For some feminists, empowerment is in itself problematic, conveying the suggestion that certain groups need special help, but the fact remains that women are still chronically underrepresented in business, and the higher you climb, the worse it gets. Yes, she-EO implies that most C-suite occupants are male. Well, guess what? They overwhelmingly are. As a 2019 report from the UK’s Chartered Institute of Personnel and Development found, FTSE 100 CEOs are more like to be called Steve or Stephen than be a woman.
Jennifer Simons, CEO of Dressmate and the winner of Girlboss’s Foundation Grant in 2019, doesn't call herself a 'girl boss' but sees the term's value. (Credit: Getty Images)

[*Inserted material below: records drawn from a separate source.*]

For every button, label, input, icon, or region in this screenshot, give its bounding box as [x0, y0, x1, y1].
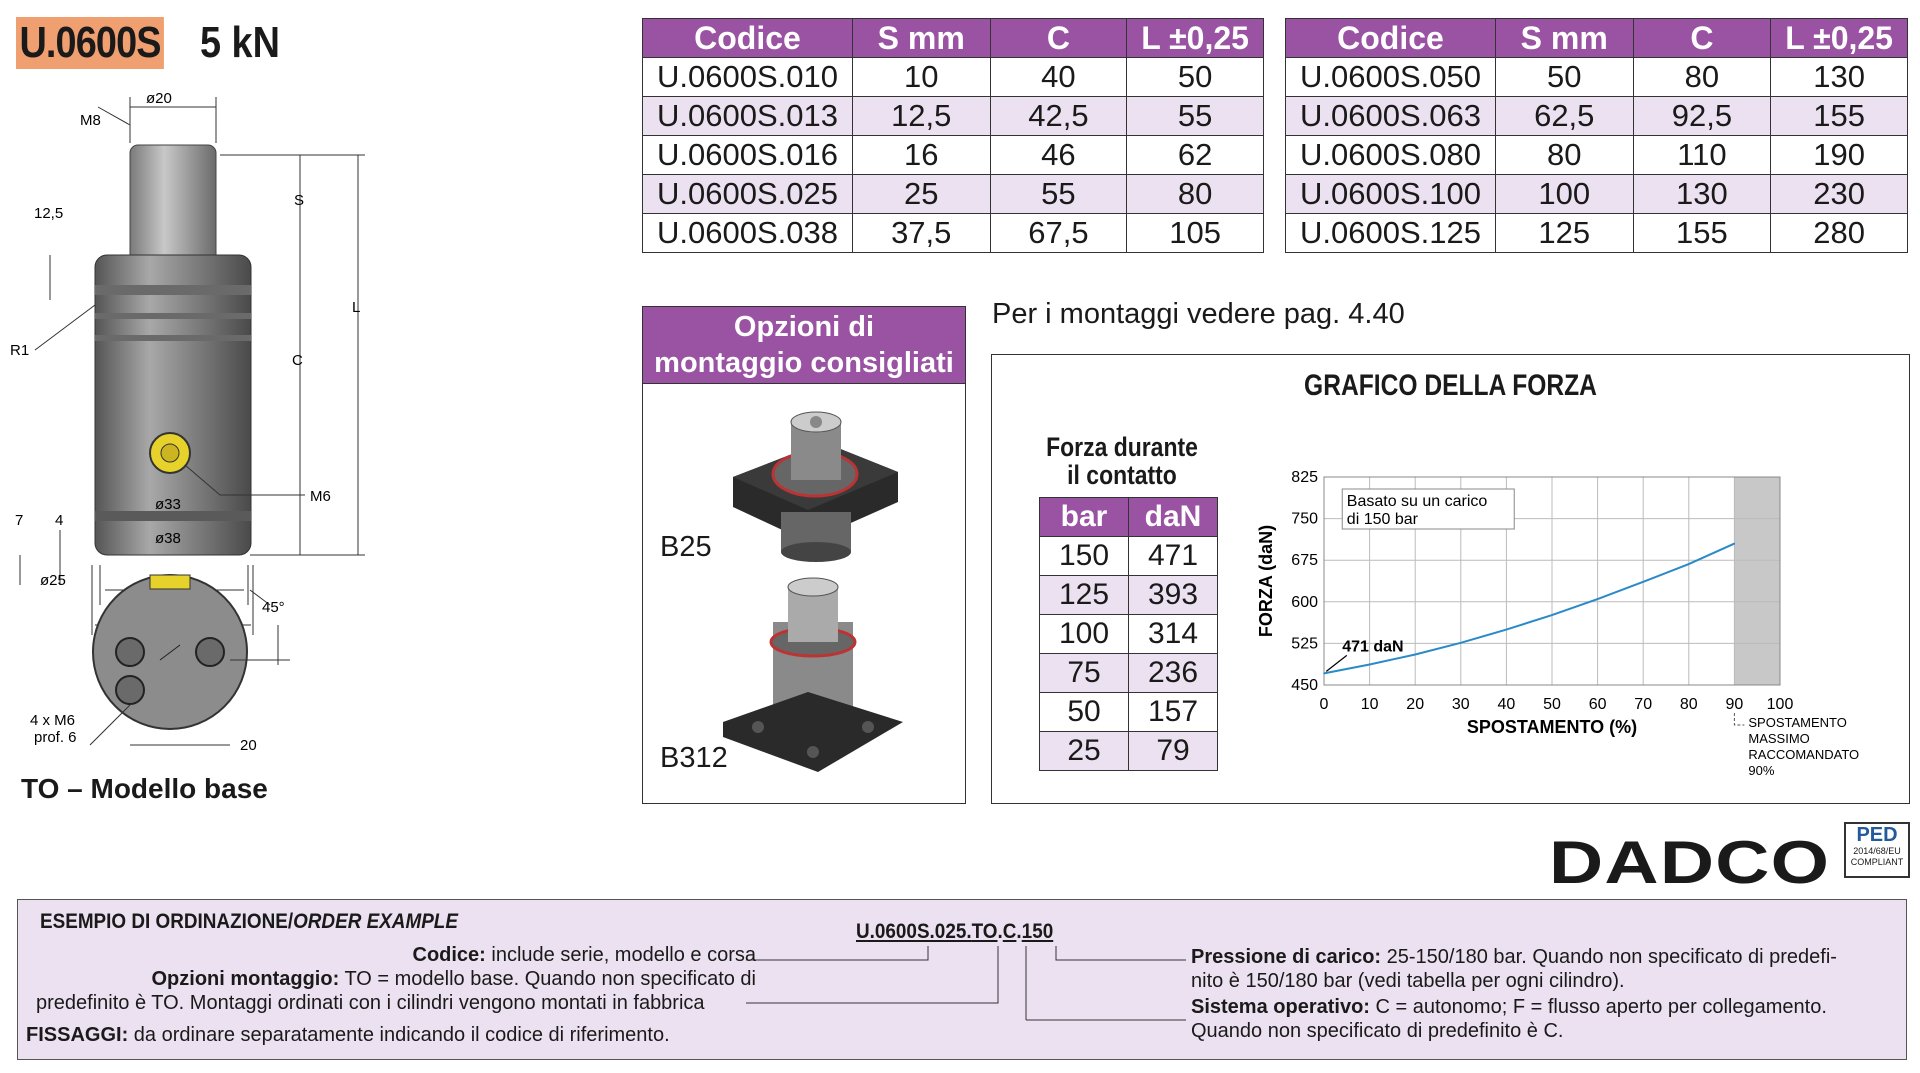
dim-m8: M8	[80, 112, 101, 129]
table-row: U.0600S.013 12,5 42,5 55	[643, 97, 1264, 136]
dim-m6: M6	[310, 488, 331, 505]
y-tick-label: 675	[1291, 552, 1318, 570]
table-row: U.0600S.063 62,5 92,5 155	[1286, 97, 1908, 136]
th-c: C	[1633, 19, 1771, 58]
th-c: C	[990, 19, 1127, 58]
mounting-options-panel	[642, 306, 966, 804]
mount-b25-label: B25	[660, 531, 712, 563]
y-tick-label: 450	[1291, 677, 1318, 694]
x-tick-label: 40	[1497, 696, 1516, 713]
data-point	[1597, 598, 1599, 600]
mount-b312-label: B312	[660, 742, 728, 774]
y-tick-label: 525	[1291, 635, 1318, 653]
mount-b25-image	[723, 402, 913, 572]
order-example-box	[17, 899, 1907, 1060]
force-table-title: Forza durante il contatto	[1046, 432, 1198, 490]
th-l: L ±0,25	[1127, 19, 1264, 58]
th-l: L ±0,25	[1771, 19, 1908, 58]
table-row: U.0600S.025 25 55 80	[643, 175, 1264, 214]
order-opzioni: Opzioni montaggio: TO = modello base. Quando non specificato di	[151, 968, 756, 990]
table-row: 50 157	[1040, 693, 1218, 732]
order-sistema-2: Quando non specificato di predefinito è C.	[1191, 1020, 1564, 1042]
annotation-line2: di 150 bar	[1346, 511, 1418, 528]
dim-holes-depth: prof. 6	[34, 729, 77, 746]
x-tick-label: 30	[1451, 696, 1470, 713]
dim-l: L	[352, 299, 361, 316]
drawing-caption: TO – Modello base	[21, 773, 268, 804]
dim-4: 4	[55, 512, 64, 529]
dim-d33: ø33	[155, 496, 181, 513]
dim-d25: ø25	[40, 572, 66, 589]
table-row: 75 236	[1040, 654, 1218, 693]
order-example-code: U.0600S.025.TO.C.150	[856, 920, 1054, 943]
code-table-right	[1285, 18, 1908, 253]
model-code: U.0600S	[16, 17, 164, 69]
table-row: 100 314	[1040, 615, 1218, 654]
data-point	[1642, 581, 1644, 583]
x-tick-label: 100	[1766, 696, 1794, 713]
table-row: 125 393	[1040, 576, 1218, 615]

All too often, equal opportunity in reality means the opportunity to play at being a man. Women continue to find that in both the hiring and promotion processes, stereotypically masculine traits tend to be held in higher regard than female characteristics. Yet when women adapt their behaviour accordingly, they are often seen negatively. Clumsy and flawed though it may be, “girl boss” could be seen as an attempt to carve out a space in which women can be in charge without having to ape men.
Jennifer Simons, who is 23 years old, is one of the many young women who found Amoruso's book inspirational. She's gone on to become the founder and CEO of Dressmate, a Brooklyn-based e-commerce site for women, and won 2019's Girlboss Foundation Grant. "Do I refer to myself in day-to-day lingo as a girl boss? Absolutely not," she says. "In a perfect world, we’d have one word, boss, and everyone could just picture five different people when they say that word. But right now that may not be the time we’re in, so if this is the in-between word that we have to use to get there, then I’m happy about it."
Context, as ever, is all. The PeoplePerHour advert is by no means the worst offender when it comes to sexist billboards in the 21st Century, but its hijacking of a valid, if problematic word in equality’s arsenal felt keenly undermining to some. Even as it shone an inadvertent spotlight on the flaws of the word girl boss, everything about the campaign and its fallout illustrated why such words – or at least less flawed alternatives – continue to be needed.